В этот вечер Семен привез с заимки Агриппину.
Длинная, в темном платье, в горнице положила она сорок стремительных и жгучих поклонов перед ликом икон.
– За греховодников!… за мучителей!… за христопродавцев!…
Но шел от ее тела резкий запах кислой кожи, мялись плотски жадные губы. Плотские, ползучие по чужому телу глаза.
Сказал с хохотом Дмитрий:
– Надо тебе, мученица, мужика, во‑о!…
Агриппина неподвижно и тревожно смотрела на отца. А тот был тоже неподвижен, темен и зеленоглаз.
– Жениться, бают, хошь? – спросила она, сильно сжимая пламенные, сухие губы.
Калистрат Ефимыч отвечал неспешно:
– Как придется. Может, и женюсь. Она баба хорошая, Настасьюшка‑то!…
Агриппина закричала остро и больно.
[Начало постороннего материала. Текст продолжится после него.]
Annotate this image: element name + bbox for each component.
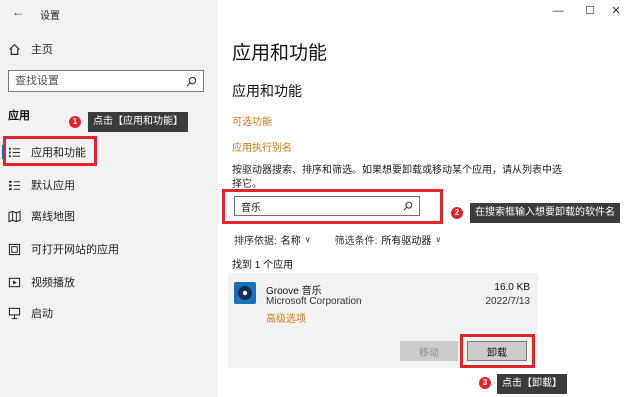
highlight-box-apps-features (3, 136, 97, 166)
app-publisher: Microsoft Corporation (266, 296, 362, 307)
chevron-down-icon: ∨ (304, 235, 311, 244)
sidebar-item-label: 可打开网站的应用 (31, 244, 119, 256)
chevron-down-icon: ∨ (435, 235, 442, 244)
app-name: Groove 音乐 (266, 286, 322, 297)
sidebar-item-apps-for-websites[interactable]: 可打开网站的应用 (8, 238, 208, 260)
app-execution-alias-link[interactable]: 应用执行别名 (232, 139, 292, 154)
step-1-badge: 1 (69, 116, 81, 128)
sidebar-item-label: 启动 (31, 308, 53, 320)
highlight-box-uninstall (460, 334, 535, 368)
filter-label: 筛选条件: (334, 236, 378, 247)
filter-dropdown[interactable]: 筛选条件: 所有驱动器 ∨ (335, 232, 442, 247)
step-2-callout: 在搜索框输入想要卸载的软件名 (470, 203, 620, 223)
window-title: 设置 (40, 11, 60, 22)
sort-dropdown[interactable]: 排序依据: 名称 ∨ (234, 232, 311, 247)
video-icon (8, 277, 21, 287)
default-apps-icon (8, 180, 21, 190)
map-icon (8, 210, 21, 222)
step-3-badge: 3 (479, 377, 491, 389)
sidebar-item-label: 视频播放 (31, 277, 75, 289)
sidebar-home-label: 主页 (31, 44, 53, 56)
sidebar-item-default-apps[interactable]: 默认应用 (8, 174, 208, 196)
open-web-icon (8, 243, 21, 255)
step-3-callout: 点击【卸载】 (497, 374, 567, 394)
page-title: 应用和功能 (232, 43, 328, 64)
move-button[interactable]: 移动 (400, 341, 458, 361)
filter-value: 所有驱动器 (381, 236, 432, 247)
sidebar-item-video-playback[interactable]: 视频播放 (8, 271, 208, 293)
settings-search-input[interactable] (15, 75, 186, 87)
app-size: 16.0 KB (494, 282, 530, 293)
startup-icon (8, 307, 21, 319)
minimize-button[interactable]: — (548, 3, 568, 19)
step-1-callout: 点击【应用和功能】 (88, 112, 188, 132)
close-button[interactable]: ✕ (606, 3, 626, 19)
section-title: 应用和功能 (232, 83, 302, 99)
results-count: 找到 1 个应用 (232, 260, 294, 271)
sidebar (0, 0, 218, 397)
sort-label: 排序依据: (234, 236, 277, 247)
groove-music-icon (234, 282, 256, 304)
search-icon[interactable] (186, 76, 197, 87)
home-icon (9, 43, 20, 55)
advanced-options-link[interactable]: 高级选项 (266, 310, 306, 325)
back-arrow-icon[interactable]: ← (10, 4, 26, 20)
sidebar-item-offline-maps[interactable]: 离线地图 (8, 205, 208, 227)
filter-bar: 排序依据: 名称 ∨ 筛选条件: 所有驱动器 ∨ (234, 232, 441, 247)
sidebar-item-label: 离线地图 (31, 211, 75, 223)
filter-description: 按驱动器搜索、排序和筛选。如果想要卸载或移动某个应用，请从列表中选择它。 (232, 165, 562, 190)
app-install-date: 2022/7/13 (485, 296, 531, 307)
sort-value: 名称 (280, 236, 301, 247)
sidebar-home[interactable]: 主页 (8, 40, 53, 58)
sidebar-item-label: 默认应用 (31, 180, 75, 192)
highlight-box-search (222, 189, 443, 224)
settings-search-box[interactable] (8, 70, 204, 92)
sidebar-section-label: 应用 (8, 110, 30, 122)
maximize-button[interactable]: ☐ (580, 3, 600, 19)
optional-features-link[interactable]: 可选功能 (232, 113, 272, 128)
sidebar-item-startup[interactable]: 启动 (8, 302, 208, 324)
step-2-badge: 2 (451, 207, 463, 219)
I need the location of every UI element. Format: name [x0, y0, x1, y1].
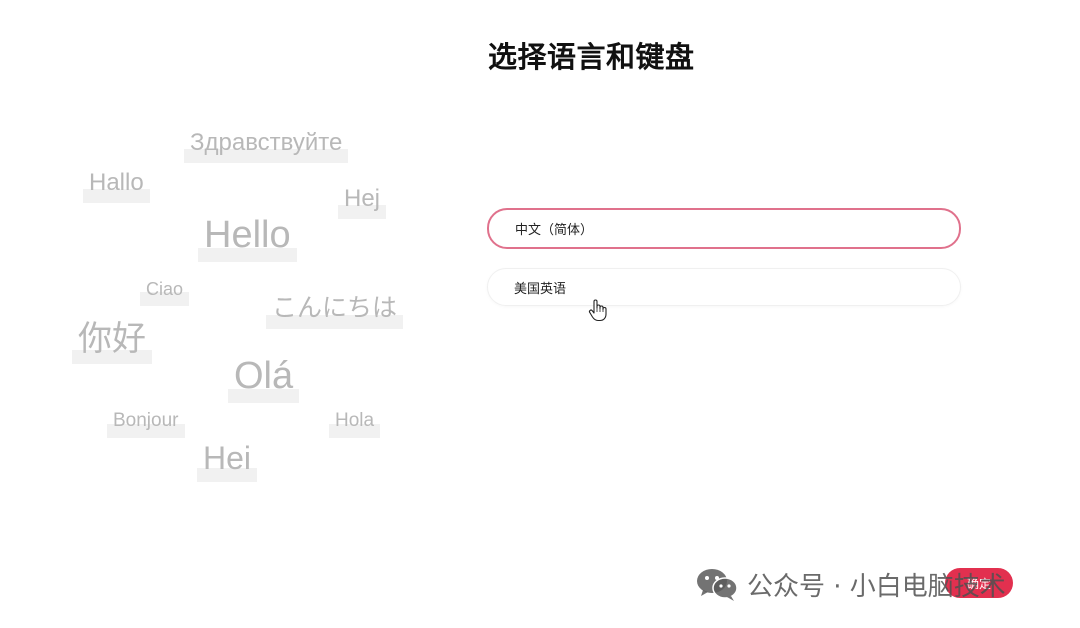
- language-option-us-english[interactable]: 美国英语: [487, 268, 961, 306]
- wechat-icon: [697, 569, 738, 601]
- greeting-ciao: Ciao: [140, 280, 190, 306]
- language-keyboard-screen: 选择语言和键盘 Здравствуйте Hallo Hej Hello Cia…: [0, 0, 1080, 628]
- greeting-ola: Olá: [228, 357, 300, 403]
- option-label: 中文（简体）: [515, 223, 594, 238]
- greeting-hola: Hola: [329, 411, 381, 438]
- greeting-hei: Hei: [197, 442, 258, 482]
- greeting-bonjour: Bonjour: [107, 411, 185, 438]
- page-title: 选择语言和键盘: [488, 40, 695, 74]
- greeting-hello: Hello: [198, 216, 297, 262]
- greeting-zdravstvuyte: Здравствуйте: [184, 131, 349, 163]
- option-label: 美国英语: [514, 281, 567, 297]
- hand-pointer-icon: [588, 299, 607, 322]
- greeting-konnichiwa: こんにちは: [266, 296, 404, 329]
- greeting-hallo: Hallo: [83, 171, 150, 203]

Подпрыгивали на ее сухом и жилистом теле тонкие в широкой кофте руки.
Вокруг стола стояли Семен, Фекла и Дарья, а на голбце рядом с Устиньей сидел Дмитрий. Были у всех угловатые, зыбко‑зеленые лица.
– Восподи!… да ведь тебе, почесть, шесть десятков – в монастырь надо, душу спасать?… а он бабу в дом водить удумал? Мало у нас баб‑то в дому? Мать‑то в гробу переворачивается, поди!… И диви бы каку… С каким она солдатом не спала. Митьку возьми!…
Дмитрий захохотал:
– Приходилось!… У нас раз‑раз – ив дамки… Жива‑а.
– По всей волости, восподи!… В городе таскалась‑таскалась… В деревню с голодухи приперлась. Всех мужиков испоганила. Позарился тоже… Прости ты меня, владычица и богородица!…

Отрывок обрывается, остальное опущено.